F2-isoprostane and prostaglandin F2α metabolite excretion rate and day to day variation in healthy humans

Isoprostanes are mainly formed in vivo by a non-enzymatic free radical catalysed oxidation of arachidonic acid. Studies have indicated that a major isoprostane, 8-iso-PGF(2 alpha) in plasma and urine is a reliable biomarker of oxidative stress. Prostaglandins are formed by enzymatic oxidation of arachidonic acid catalysed by cyclooxygenase (COX). 15-Keto-dihydro-PGF(2 alpha), a major metabolite of prostaglandin F-2 alpha, in plasma, and also found in urine, is considered to be a useful biomarker of inflammation. To investigate the excretion pattern and day to day variation of 8-iso-PGF(2 alpha), and 15-keto-dihydro-PGF(2 alpha) in healthy individuals, morning urine samples were collected from 13 volunteers on 10 successive days. The samples were analysed for free 8-iso-PGF(2 alpha) and 15-keto-dihydro-PGF(2 alpha) by radioimmunoassay. The mean excretion rate of 8-iso-PGF(2 alpha) was 0.27 +/-0.11 nmol/mmol creatinine (mean +/- SD, n=13) and the coefficient of variation was 42% during the 10 days.
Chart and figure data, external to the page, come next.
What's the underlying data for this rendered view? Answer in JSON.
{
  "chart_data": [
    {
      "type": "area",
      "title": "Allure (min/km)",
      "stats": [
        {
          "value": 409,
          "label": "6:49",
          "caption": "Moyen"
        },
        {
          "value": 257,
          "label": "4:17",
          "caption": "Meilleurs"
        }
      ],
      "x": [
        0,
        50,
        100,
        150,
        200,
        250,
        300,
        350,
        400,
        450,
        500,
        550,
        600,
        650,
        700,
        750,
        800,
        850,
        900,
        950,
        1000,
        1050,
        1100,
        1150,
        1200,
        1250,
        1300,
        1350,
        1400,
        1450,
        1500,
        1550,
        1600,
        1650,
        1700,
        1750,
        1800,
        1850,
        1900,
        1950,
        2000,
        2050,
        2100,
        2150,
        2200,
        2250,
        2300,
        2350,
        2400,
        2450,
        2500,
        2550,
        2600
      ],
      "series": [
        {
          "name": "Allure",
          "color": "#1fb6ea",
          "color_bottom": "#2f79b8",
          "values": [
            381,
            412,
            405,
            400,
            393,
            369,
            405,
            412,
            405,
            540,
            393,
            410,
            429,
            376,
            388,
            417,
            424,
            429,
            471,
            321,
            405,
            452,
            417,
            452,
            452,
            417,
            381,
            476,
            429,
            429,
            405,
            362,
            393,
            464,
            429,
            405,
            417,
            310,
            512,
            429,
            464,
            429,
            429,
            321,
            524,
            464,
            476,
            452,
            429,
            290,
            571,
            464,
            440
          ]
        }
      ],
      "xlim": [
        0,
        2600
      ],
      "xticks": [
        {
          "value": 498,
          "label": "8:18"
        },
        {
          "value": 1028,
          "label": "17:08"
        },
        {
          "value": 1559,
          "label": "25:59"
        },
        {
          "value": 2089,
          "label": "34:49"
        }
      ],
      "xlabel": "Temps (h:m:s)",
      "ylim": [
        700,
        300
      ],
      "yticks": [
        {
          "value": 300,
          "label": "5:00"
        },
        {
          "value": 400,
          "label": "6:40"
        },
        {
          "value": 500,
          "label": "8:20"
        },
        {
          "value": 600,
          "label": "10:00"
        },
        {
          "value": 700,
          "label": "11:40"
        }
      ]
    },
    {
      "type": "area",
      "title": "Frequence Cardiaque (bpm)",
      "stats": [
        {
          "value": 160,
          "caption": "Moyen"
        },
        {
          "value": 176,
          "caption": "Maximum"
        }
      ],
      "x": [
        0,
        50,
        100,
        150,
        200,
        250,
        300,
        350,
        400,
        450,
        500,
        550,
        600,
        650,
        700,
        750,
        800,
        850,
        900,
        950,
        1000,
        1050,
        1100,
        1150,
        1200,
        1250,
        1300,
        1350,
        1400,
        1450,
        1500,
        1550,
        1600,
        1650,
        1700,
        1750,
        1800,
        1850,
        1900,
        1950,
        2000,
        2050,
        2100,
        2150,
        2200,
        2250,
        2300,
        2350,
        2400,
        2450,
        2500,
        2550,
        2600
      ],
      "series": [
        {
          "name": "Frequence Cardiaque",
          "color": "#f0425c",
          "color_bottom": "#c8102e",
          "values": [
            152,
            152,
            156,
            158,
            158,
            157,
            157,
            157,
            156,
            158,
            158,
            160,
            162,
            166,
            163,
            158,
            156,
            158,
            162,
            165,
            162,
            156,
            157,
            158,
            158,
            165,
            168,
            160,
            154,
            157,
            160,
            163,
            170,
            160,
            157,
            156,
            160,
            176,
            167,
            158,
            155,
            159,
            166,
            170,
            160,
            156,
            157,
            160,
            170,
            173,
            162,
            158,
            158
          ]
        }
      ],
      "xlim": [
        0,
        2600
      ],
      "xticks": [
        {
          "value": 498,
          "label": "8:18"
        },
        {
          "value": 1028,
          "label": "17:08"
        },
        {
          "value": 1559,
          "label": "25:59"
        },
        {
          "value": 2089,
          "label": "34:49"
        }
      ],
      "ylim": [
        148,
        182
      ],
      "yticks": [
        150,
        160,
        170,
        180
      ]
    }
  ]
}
The mean excretion rate of 15-keto-dihydro-PGF(2 alpha) was 0.46 +/-0.19 nmol/mmol creatinine, giving a coefficient of variation of 41%. The mean values of 8-iso-PGF(2 alpha) were significantly correlated with the mean values of 15-keto-dihydro-PGF(2 alpha) (r=0.68, P=0.01). In conclusion, day to day biological variation in urinary excretion rate of 8-iso-PGF(2 alpha) and 15-keto-dihydro-PGF(2 alpha) should be taken into account in evaluating a clinical study unless a large increase or decrease of these parameters has been obtained. (C) 2001 Harcourt Publishers Ltd.